Es habe "intensive Arbeitssitzungen" gegeben, die Frage der Finanzierung für die Projekte sei dabei ausführlich diskutiert worden, sagte Bundeskanzler Christian Kern (SPÖ) nach Mitternacht gegenüber Journalisten. Was man sich nun vorgenommen habe, sei "absolut in Reichweite", ebenso die "Methode", wie Einsparungen realisiert werden können, um sich das Paket leisten zu können.

Auftritt als Team "Sinn und Zweck der ganzen Übung"

Sonntagmittag – die Sechser-Runde trifft sich um 13 Uhr im Bundeskanzleramt – sollen dann jene Punkte, die weniger finanzielle Belastungen bedeuten, aber politisch wichtig seien, wie Integration, Sicherheit und andere Projekte, diskutiert werden, erklärte Kern weiter.

Der Kanzler betonte, dass es ihm wichtig sei, dass die Bundesregierung als Team auftritt: "Das ist Sinn und Zweck der ganzen Übung." Es solle eine Strategie gemeinsam umgesetzt werden.

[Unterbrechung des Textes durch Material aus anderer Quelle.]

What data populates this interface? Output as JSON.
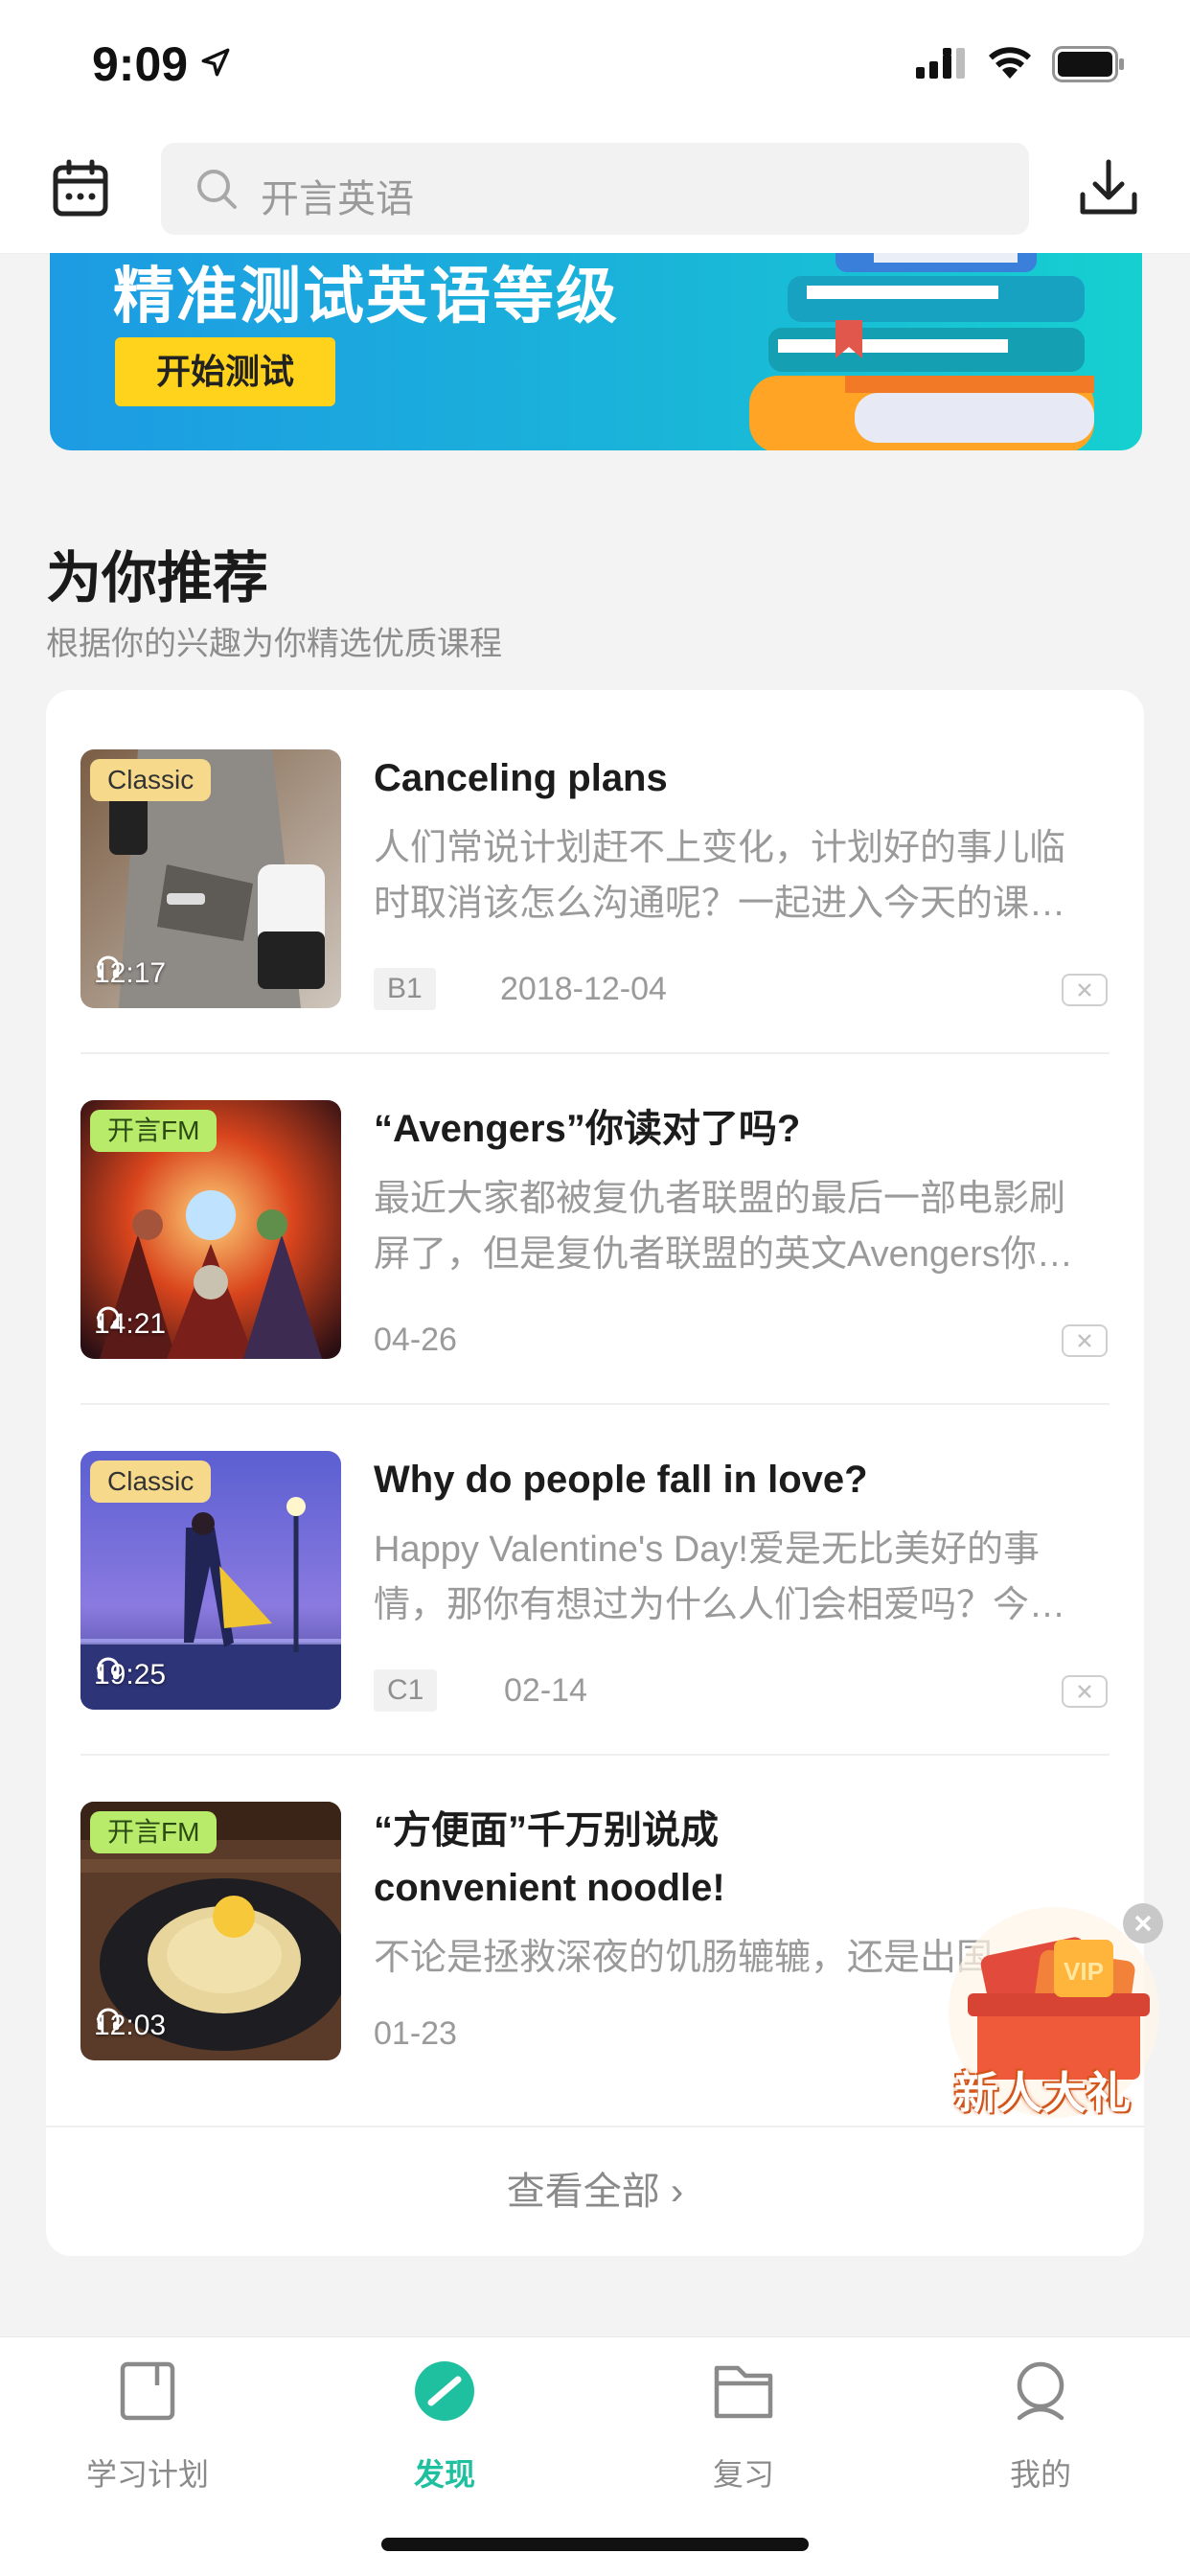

Nach der "Vorgeschichte" dieser Koalition, den "vielen quälenden Diskussionen", bei denen man eher den Anschein eines Gegeneinanders als eines Miteinanders gehabt habe, soll nun ein Team geformt werden, bei dem jeder seinen Beitrag leiste und gemeinsame Ziele verfolgt werden.

Die Finanzverhandlungen haben am Samstagabend begonnen.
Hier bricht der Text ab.